Ce préfet est formidable. Il est plus rapide que les médecins du CHU. Lesquels, deux jours plus tard, estimaient le pronostic « incertain » et relevaient un "potentiel de risque de perte complète de la fonction visuelle" : "Des complications peuvent-survenir (décollement de la rétine, glaucome post-traumatique)." A l’heure qu’il est, Pierre est sorti de l’hôpital. Il a 23 jours d’ITT. Et le pronostic est toujours incertain.

Alors, aviez-vous entendu parler de Pierre ? Les médias ont été d’une discrétion de violette à son sujet. Après tout, un gamin qui risque de perdre un œil, ça n’est guère une information. Il n’avait qu’à pas. Il ne nous intéresse pas. Les seules victimes dignes d’attention sont celles auxquelles s’intéresse l’omniprésident Sarkozy.

Savez-vous qu’à Nantes, le jeudi 29, près de quatre mille jeunes ont manifesté pour protester contre les violences policières, et notamment celle-là ? Il semblerait que tout le monde ne trouve pas parfaitement normal le fait que le droit de manifester s’accompagne désormais du droit à avoir un œil en moins. Mais qu’est-ce que quatre mille personnes ? Dans les médias nationaux, rien ou presque. Savez-vous qu’en fin de semaine dernière 30 universités françaises étaient encore bloquées ? 31 selon SUD-étudiants, entre 13 et 17 selon les anti-bloqueurs de « Libère ta fac »... Et que 41 lycées l’étaient aussi ? Là encore, les médias ont été d’une discrétion remarquable. Après tout, les principaux syndicats lycéens et étudiants Fidl, UNL et Unef ne soutiennent plus le mouvement, donc la ministre Pécresse a gagné, donc les blocages n’ont plus lieu d’être, donc c’est comme s’ils n’existaient pas, donc ils n’existent pas : pourquoi parler de choses qui n’existent pas ?
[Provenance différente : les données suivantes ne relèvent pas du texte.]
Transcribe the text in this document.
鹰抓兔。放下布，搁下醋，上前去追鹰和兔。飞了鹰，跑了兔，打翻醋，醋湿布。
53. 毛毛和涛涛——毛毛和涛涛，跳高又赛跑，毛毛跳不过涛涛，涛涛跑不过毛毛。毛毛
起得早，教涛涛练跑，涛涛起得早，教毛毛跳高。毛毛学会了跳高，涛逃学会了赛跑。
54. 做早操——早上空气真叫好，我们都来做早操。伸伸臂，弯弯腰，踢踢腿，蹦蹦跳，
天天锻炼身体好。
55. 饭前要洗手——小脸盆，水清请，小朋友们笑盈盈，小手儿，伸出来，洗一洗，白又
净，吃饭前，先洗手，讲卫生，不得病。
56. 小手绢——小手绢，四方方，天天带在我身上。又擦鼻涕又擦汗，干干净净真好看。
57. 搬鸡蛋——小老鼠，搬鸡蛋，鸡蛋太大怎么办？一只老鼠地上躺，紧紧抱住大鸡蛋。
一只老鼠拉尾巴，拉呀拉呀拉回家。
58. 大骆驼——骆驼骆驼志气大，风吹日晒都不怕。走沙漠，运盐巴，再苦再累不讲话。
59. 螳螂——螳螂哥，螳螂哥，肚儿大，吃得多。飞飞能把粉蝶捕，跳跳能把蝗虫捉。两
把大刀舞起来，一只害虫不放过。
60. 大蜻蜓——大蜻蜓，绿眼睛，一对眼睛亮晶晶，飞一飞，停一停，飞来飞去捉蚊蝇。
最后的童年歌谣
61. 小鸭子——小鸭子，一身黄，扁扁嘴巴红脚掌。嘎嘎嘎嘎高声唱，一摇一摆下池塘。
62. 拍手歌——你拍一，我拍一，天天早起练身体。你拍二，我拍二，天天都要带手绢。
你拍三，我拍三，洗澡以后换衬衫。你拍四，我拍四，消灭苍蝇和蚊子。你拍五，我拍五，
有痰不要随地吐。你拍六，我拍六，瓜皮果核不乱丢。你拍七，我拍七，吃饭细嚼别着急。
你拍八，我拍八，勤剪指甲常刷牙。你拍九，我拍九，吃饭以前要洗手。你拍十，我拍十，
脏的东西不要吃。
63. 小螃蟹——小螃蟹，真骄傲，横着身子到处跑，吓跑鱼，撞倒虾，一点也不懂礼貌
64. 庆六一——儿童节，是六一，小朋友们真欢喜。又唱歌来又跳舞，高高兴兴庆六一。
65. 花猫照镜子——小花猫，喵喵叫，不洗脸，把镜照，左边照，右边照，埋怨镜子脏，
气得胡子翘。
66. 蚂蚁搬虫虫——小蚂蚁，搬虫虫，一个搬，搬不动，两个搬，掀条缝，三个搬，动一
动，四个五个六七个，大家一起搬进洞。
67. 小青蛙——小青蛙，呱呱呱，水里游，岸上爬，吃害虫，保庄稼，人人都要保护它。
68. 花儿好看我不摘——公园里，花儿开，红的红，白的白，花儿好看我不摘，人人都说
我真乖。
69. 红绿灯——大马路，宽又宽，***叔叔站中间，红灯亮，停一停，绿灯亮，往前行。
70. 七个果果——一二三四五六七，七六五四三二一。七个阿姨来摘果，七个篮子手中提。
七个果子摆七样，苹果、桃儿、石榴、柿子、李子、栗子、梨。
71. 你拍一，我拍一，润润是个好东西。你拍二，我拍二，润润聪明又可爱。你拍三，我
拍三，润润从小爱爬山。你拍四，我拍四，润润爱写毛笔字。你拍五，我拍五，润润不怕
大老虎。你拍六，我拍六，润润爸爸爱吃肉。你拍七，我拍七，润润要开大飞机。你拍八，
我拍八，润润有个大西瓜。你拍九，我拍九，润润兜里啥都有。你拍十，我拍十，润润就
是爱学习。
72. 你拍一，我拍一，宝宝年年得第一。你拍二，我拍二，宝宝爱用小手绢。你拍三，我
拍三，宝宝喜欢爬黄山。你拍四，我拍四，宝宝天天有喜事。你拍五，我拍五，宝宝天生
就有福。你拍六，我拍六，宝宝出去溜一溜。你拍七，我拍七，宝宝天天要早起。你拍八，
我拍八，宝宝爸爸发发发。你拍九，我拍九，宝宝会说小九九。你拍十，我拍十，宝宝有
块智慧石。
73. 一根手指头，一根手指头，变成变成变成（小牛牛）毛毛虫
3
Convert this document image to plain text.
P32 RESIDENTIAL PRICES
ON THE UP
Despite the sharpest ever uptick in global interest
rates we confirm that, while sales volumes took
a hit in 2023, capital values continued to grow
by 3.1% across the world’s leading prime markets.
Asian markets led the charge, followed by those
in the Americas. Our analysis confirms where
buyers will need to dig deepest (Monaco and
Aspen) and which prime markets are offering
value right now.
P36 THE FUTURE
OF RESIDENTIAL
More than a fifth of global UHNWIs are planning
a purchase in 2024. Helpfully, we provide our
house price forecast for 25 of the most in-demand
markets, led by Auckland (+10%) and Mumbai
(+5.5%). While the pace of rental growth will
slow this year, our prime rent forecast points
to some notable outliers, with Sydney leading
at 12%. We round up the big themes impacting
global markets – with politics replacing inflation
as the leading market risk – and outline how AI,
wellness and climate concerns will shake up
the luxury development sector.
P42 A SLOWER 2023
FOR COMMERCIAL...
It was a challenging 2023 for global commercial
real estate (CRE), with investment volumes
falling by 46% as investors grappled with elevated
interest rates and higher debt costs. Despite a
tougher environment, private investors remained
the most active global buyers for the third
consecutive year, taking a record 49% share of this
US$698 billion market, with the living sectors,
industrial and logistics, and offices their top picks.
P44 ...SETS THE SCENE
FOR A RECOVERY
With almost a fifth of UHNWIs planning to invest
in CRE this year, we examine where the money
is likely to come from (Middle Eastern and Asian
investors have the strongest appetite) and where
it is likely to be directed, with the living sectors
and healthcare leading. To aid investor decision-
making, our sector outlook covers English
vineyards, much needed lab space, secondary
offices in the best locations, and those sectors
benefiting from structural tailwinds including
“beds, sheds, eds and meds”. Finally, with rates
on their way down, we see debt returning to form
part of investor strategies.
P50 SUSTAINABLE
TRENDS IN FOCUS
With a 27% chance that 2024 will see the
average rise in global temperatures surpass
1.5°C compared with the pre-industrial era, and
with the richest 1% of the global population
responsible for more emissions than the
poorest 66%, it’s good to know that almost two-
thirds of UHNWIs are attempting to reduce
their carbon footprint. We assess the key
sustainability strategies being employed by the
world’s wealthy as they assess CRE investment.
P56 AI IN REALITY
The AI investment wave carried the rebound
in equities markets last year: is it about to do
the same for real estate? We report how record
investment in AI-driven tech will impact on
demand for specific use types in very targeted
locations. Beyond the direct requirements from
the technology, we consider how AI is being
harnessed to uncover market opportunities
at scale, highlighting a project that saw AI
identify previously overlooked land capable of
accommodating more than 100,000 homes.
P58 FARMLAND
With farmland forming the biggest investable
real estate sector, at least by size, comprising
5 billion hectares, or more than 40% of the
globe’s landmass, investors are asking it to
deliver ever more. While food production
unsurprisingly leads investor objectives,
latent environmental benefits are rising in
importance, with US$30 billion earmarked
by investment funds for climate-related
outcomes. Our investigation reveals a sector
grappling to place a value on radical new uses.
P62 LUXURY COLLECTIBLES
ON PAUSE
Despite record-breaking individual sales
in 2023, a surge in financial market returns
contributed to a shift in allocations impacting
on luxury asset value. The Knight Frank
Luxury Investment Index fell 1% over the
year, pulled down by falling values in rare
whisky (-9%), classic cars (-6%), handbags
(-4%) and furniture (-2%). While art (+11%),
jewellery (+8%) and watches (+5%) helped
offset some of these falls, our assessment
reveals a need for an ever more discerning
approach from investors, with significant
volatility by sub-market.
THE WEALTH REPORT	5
Pour être informé du fait que les facs françaises bougent, qu’elles bruissent encore de débats, d’assemblées générales, de manifs, de grèves, il n’y avait, ces derniers quinze jours, qu’un seul recours : les sites Internet du réseau Indymedia, à Paris, Lille, Nantes, Grenoble, Toulouse, Saint-Etienne, Clermont-Ferrand, ou Rebellyon à Lyon, Bellaciao à Paris, etc. Le tout formant une sorte de vaste place publique où claquent au vent les dazibaos, vivante, engagée, subjective, alimentée par des militants (donc pas forcément fiable : il faut recouper), avec tracts, vidéos, photos, appels à manifester, agit-prop, agendas, etc. Oui, c’est sur ce média alternatif, multiforme ouvert et bordélique qu’on pouvait (et qu’on peut toujours) s’en apercevoir, tellement il déborde de contributions ces jours-ci : la loi Pécresse, même assaisonnée de quelques milliards, ne fait toujours pas l’unanimité. Une info à transmettre à TF1...

Messages

  • "Pour être informé du fait que les facs françaises bougent, qu’elles bruissent encore de débats, d’assemblées générales, de manifs, de grèves, il n’y avait, ces derniers quinze jours, qu’un seul recours : les sites Internet du réseau Indymedia, à Paris, Lille, Nantes, Grenoble, Toulouse, Saint-Etienne, Clermont-Ferrand, ou Rebellyon à Lyon, Bellaciao à Paris, etc. Le tout formant une sorte de vaste place publique où claquent au vent les dazibaos, vivante, engagée, subjective, alimentée par des militants (donc pas forcément fiable : il faut recouper), avec tracts, vidéos, photos, appels à manifester, agit-prop, agendas, etc. Oui, c’est sur ce média alternatif, multiforme ouvert et bordélique qu’on pouvait (et qu’on peut toujours) s’en apercevoir, tellement il déborde de contributions ces jours-ci : la loi Pécresse, même assaisonnée de quelques milliards, ne fait toujours pas l’unanimité. Une info à transmettre à TF1..."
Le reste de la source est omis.